The open and obvious defense is a common defense in any slip and fall case in Louisiana. Despite its frequent use, courts have been inconsistent in how it should be applied. Some courts have held a defendant owes no duty to a plaintiff if the alleged hazard is open and obvious. Other courts have held the open and obvious defense is just another factor when considering whether a defendant breached their duty to plaintiff.
In Farrell v. Circle K Stores, Inc., 2022-00849 (La. 3/17/23), the Louisiana Supreme Court recently clarified its prior decisions on the open and obvious defense.
Farrell v. Circle K Stores, Inc. – Background
In Farrell v. Circle K Stores, Inc., plaintiff slipped and fell as she attempted to traverse a pool of water that had collected over twelve days in a Circle K parking lot. Plaintiff filed suit against Circle K and the city. Defendants moved for summary judgment arguing they were not liable because the alleged hazard was open and obvious. Plaintiff opposed the motion stating the hazard was not the pool of water but actually a slippery substance hidden in the water and therefore the hazard was not open and obvious.

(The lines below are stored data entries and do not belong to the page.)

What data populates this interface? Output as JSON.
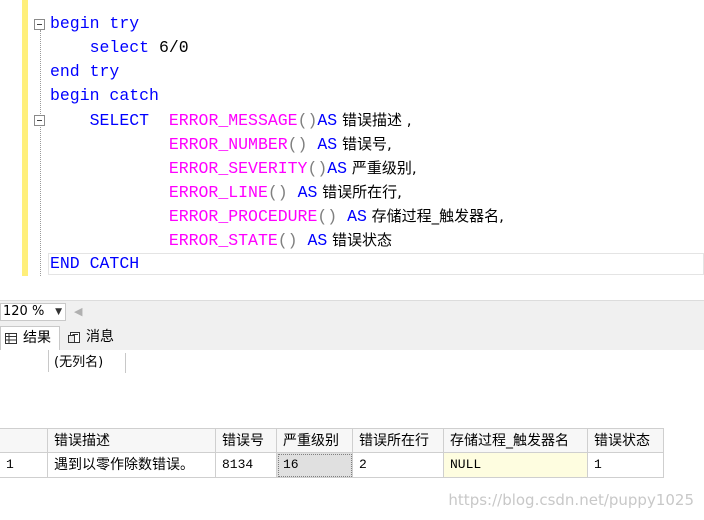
{
  "editor": {
    "line1_kw1": "begin",
    "line1_kw2": "try",
    "line2_kw": "select",
    "line2_expr": "6/0",
    "line3_kw1": "end",
    "line3_kw2": "try",
    "line4_kw1": "begin",
    "line4_kw2": "catch",
    "line5_kw": "SELECT",
    "line5_fn": "ERROR_MESSAGE",
    "line5_parens": "()",
    "line5_as": "AS",
    "line5_alias": " 错误描述 ,",
    "line6_fn": "ERROR_NUMBER",
    "line6_parens": "()",
    "line6_as": "AS",
    "line6_alias": " 错误号,",
    "line7_fn": "ERROR_SEVERITY",
    "line7_parens": "()",
    "line7_as": "AS",
    "line7_alias": " 严重级别,",
    "line8_fn": "ERROR_LINE",
    "line8_parens": "()",
    "line8_as": "AS",
    "line8_alias": " 错误所在行,",
    "line9_fn": "ERROR_PROCEDURE",
    "line9_parens": "()",
    "line9_as": "AS",
    "line9_alias": " 存储过程_触发器名,",
    "line10_fn": "ERROR_STATE",
    "line10_parens": "()",
    "line10_as": "AS",
    "line10_alias": " 错误状态",
    "line11_kw1": "END",
    "line11_kw2": "CATCH"
  },
  "zoom": {
    "value": "120 %",
    "arrow_icon": "chevron-down-icon"
  },
  "tabs": [
    {
      "label": "结果",
      "icon": "grid-icon"
    },
    {
      "label": "消息",
      "icon": "message-icon"
    }
  ],
  "grid1": {
    "header": "(无列名)"
  },
  "grid2": {
    "headers": [
      "错误描述",
      "错误号",
      "严重级别",
      "错误所在行",
      "存储过程_触发器名",
      "错误状态"
    ],
    "row_number": "1",
    "row": [
      "遇到以零作除数错误。",
      "8134",
      "16",
      "2",
      "NULL",
      "1"
    ]
  },
  "watermark": "https://blog.csdn.net/puppy1025",
  "colors": {
    "keyword": "#0000ff",
    "function": "#ff00ff",
    "operator": "#808080",
    "change_bar": "#ffef7a",
    "null_bg": "#fefde0"
  }
}
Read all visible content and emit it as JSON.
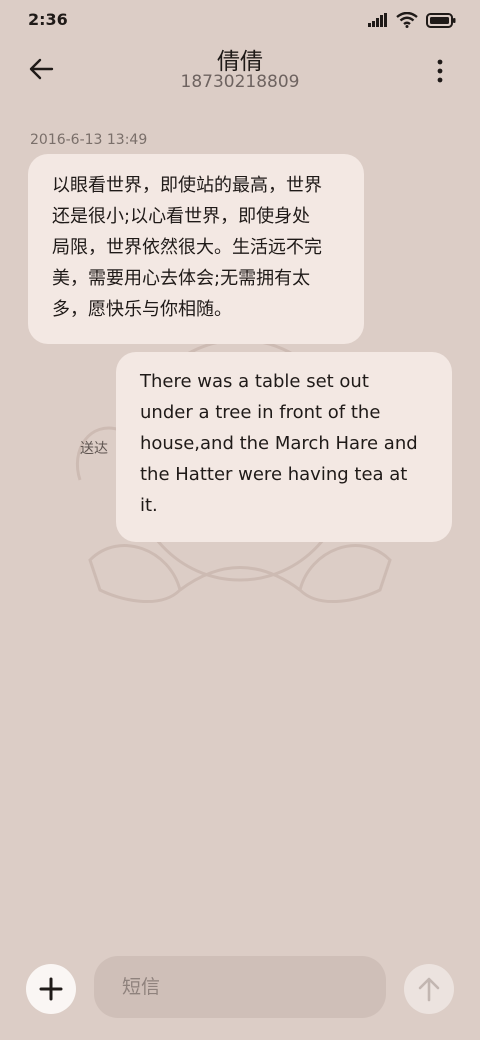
{
  "status_bar": {
    "time": "2:36",
    "icons": [
      "signal-icon",
      "wifi-icon",
      "battery-icon"
    ]
  },
  "header": {
    "contact_name": "倩倩",
    "contact_number": "18730218809",
    "back_icon": "back-arrow-icon",
    "more_icon": "more-vertical-icon"
  },
  "conversation": {
    "timestamp": "2016-6-13 13:49",
    "messages": [
      {
        "direction": "incoming",
        "lines": [
          "以眼看世界，即使站的最高，世界",
          "还是很小;以心看世界，即使身处",
          "局限，世界依然很大。生活远不完",
          "美，需要用心去体会;无需拥有太",
          "多，愿快乐与你相随。"
        ]
      },
      {
        "direction": "outgoing",
        "lines": [
          "There was a table set out",
          "under a tree in front of the",
          "house,and the March Hare and",
          "the Hatter were having tea at",
          "it."
        ],
        "status": "送达"
      }
    ]
  },
  "composer": {
    "placeholder": "短信",
    "value": "",
    "add_icon": "plus-icon",
    "send_icon": "send-arrow-icon"
  },
  "colors": {
    "background": "#dccdc6",
    "bubble": "#f3e8e3",
    "input": "#cfbfb8"
  }
}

The trial court denied Defendants’ motion for summary judgment. Defendants filed a writ application to the Third Circuit, which was denied. Defendants then filed writs with the Louisiana Supreme Court.
Louisiana Supreme Court Ruling
In Farrell, the Louisiana Supreme Court clarified its prior decisions and held the open and obvious defense is just another factor when considering whether defendant breached their duty to plaintiff. The open and obvious defense does not have anything to do with determining the existence of a duty. The Court stated:
Liability is determined utilizing a duty/risk analysis. Generally, there exists a duty to maintain one’s property in a reasonably safe condition and to correct an unreasonably dangerous condition or to warn of its existence. The question of whether a condition is open and obvious and, thus, not unreasonably dangerous, is an issue of breach, not duty. To determine if there has been a breach of a duty owed, courts are to apply the risk/utility balancing test. The second factor of the risk/utility balancing test includes the likelihood and magnitude of harm, which includes the open and obvious nature of the condition. (emphasis added).

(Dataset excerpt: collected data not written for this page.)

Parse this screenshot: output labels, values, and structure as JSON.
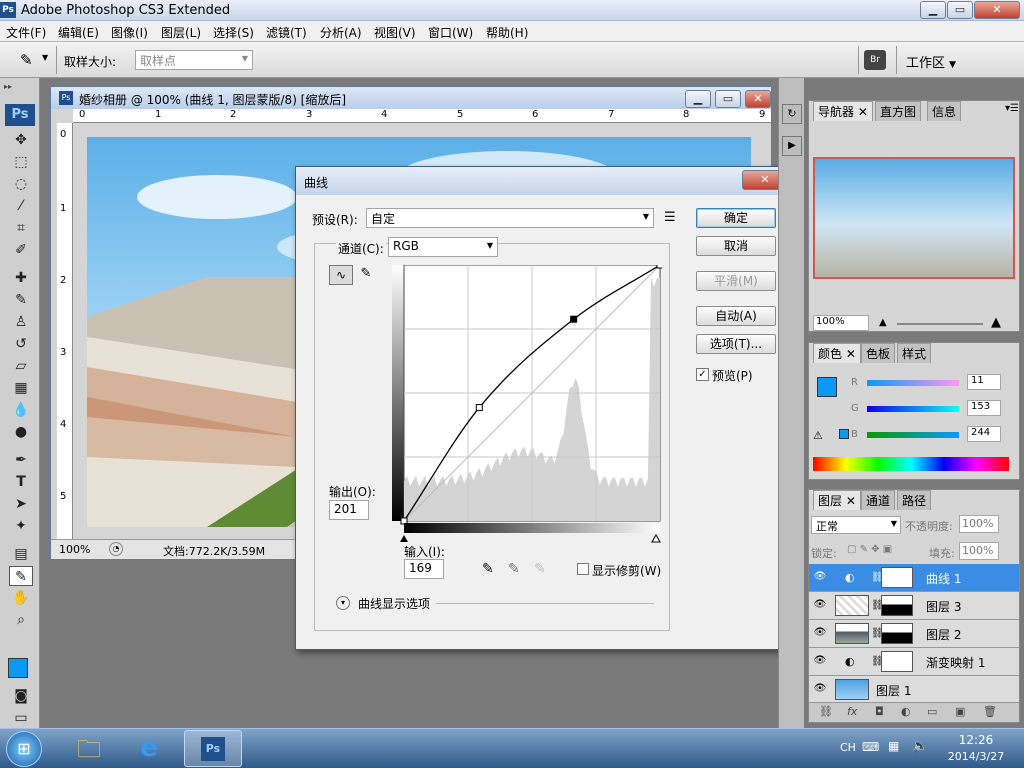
{
  "window": {
    "title": "Adobe Photoshop CS3 Extended",
    "badge": "Ps"
  },
  "menubar": {
    "items": [
      "文件(F)",
      "编辑(E)",
      "图像(I)",
      "图层(L)",
      "选择(S)",
      "滤镜(T)",
      "分析(A)",
      "视图(V)",
      "窗口(W)",
      "帮助(H)"
    ]
  },
  "options": {
    "sample_label": "取样大小:",
    "sample_value": "取样点",
    "workspace": "工作区"
  },
  "document": {
    "title": "婚纱相册 @ 100% (曲线 1, 图层蒙版/8) [缩放后]",
    "zoom": "100%",
    "doc_info": "文档:772.2K/3.59M",
    "ruler_top": [
      "0",
      "1",
      "2",
      "3",
      "4",
      "5",
      "6",
      "7",
      "8",
      "9"
    ],
    "ruler_left": [
      "0",
      "1",
      "2",
      "3",
      "4",
      "5"
    ]
  },
  "curves": {
    "title": "曲线",
    "preset_label": "预设(R):",
    "preset_value": "自定",
    "channel_label": "通道(C):",
    "channel_value": "RGB",
    "output_label": "输出(O):",
    "output_value": "201",
    "input_label": "输入(I):",
    "input_value": "169",
    "show_clipping": "显示修剪(W)",
    "display_options": "曲线显示选项",
    "buttons": {
      "ok": "确定",
      "cancel": "取消",
      "smooth": "平滑(M)",
      "auto": "自动(A)",
      "options": "选项(T)..."
    },
    "preview": "预览(P)",
    "points": [
      [
        0,
        0
      ],
      [
        75,
        113
      ],
      [
        169,
        201
      ],
      [
        255,
        255
      ]
    ]
  },
  "navigator": {
    "tabs": [
      "导航器",
      "直方图",
      "信息"
    ],
    "zoom": "100%"
  },
  "color": {
    "tabs": [
      "颜色",
      "色板",
      "样式"
    ],
    "r_label": "R",
    "g_label": "G",
    "b_label": "B",
    "r": 11,
    "g": 153,
    "b": 244,
    "fg": "#0b99f4"
  },
  "layers": {
    "tabs": [
      "图层",
      "通道",
      "路径"
    ],
    "blend": "正常",
    "opacity_label": "不透明度:",
    "opacity": "100%",
    "lock_label": "锁定:",
    "fill_label": "填充:",
    "fill": "100%",
    "items": [
      {
        "name": "曲线 1",
        "selected": true
      },
      {
        "name": "图层 3",
        "selected": false
      },
      {
        "name": "图层 2",
        "selected": false
      },
      {
        "name": "渐变映射 1",
        "selected": false
      },
      {
        "name": "图层 1",
        "selected": false
      }
    ]
  },
  "taskbar": {
    "lang": "CH",
    "time": "12:26",
    "date": "2014/3/27"
  }
}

Applying a de novo standard of review, the Court went through each element of the duty/risk analysis: 1) duty, 2) breach, 3) cause-in-fact, 4) scope of the duty, and 5) damages. In determining whether defendant breached their duty to Plaintiff, the Court used the risk/utility balancing test which is made up of four parts: 1) the utility of the complained-of condition; 2) the likelihood and magnitude of the harm,including the obviousness and apparentness of the condition; 3) the cost of preventing the harm; and 4) the nature of the plaintiff’s activities in terms of social utility and whether the activities were dangerous by nature.
The Court stated that when determining the likelihood and magnitude of the harm the open and obviousness of the hazard should be considered. The more obvious the risk, the more likely people will avoid the risk, and the less likely it would cause injury.
However, the Court noted that facts such as the size and location of the hazard should be considered because an allegedly hazardous condition “located at the entrance to the store, may ultimately be determined to be unreasonably dangerous; whereas, the same condition, located in the corner of a parking lot, may not be unreasonably dangerous because the likelihood and magnitude of harm is vastly different.” For a condition to be considered open and obvious it must be open and obvious to any reasonable person who may encounter it. Plaintiff’s knowledge of the condition is only appropriate when assessing fault.
Farrell makes clear that the open and obvious defense properly belongs in determining likelihood and magnitude of the harm. As Justice Weimer stated in his concurring opinion, “the statement that ‘no legal duty is owed because the condition encountered is obvious and apparent to all and not unreasonably dangerous,’ should disappear from the jurisprudence… It should be abundantly clear going forward that the relegation of the ‘open and obvious’ defense to its proper role in assessing the likelihood of the harm element of the risk/utility analysis will not preclude summary judgment in the appropriate case.”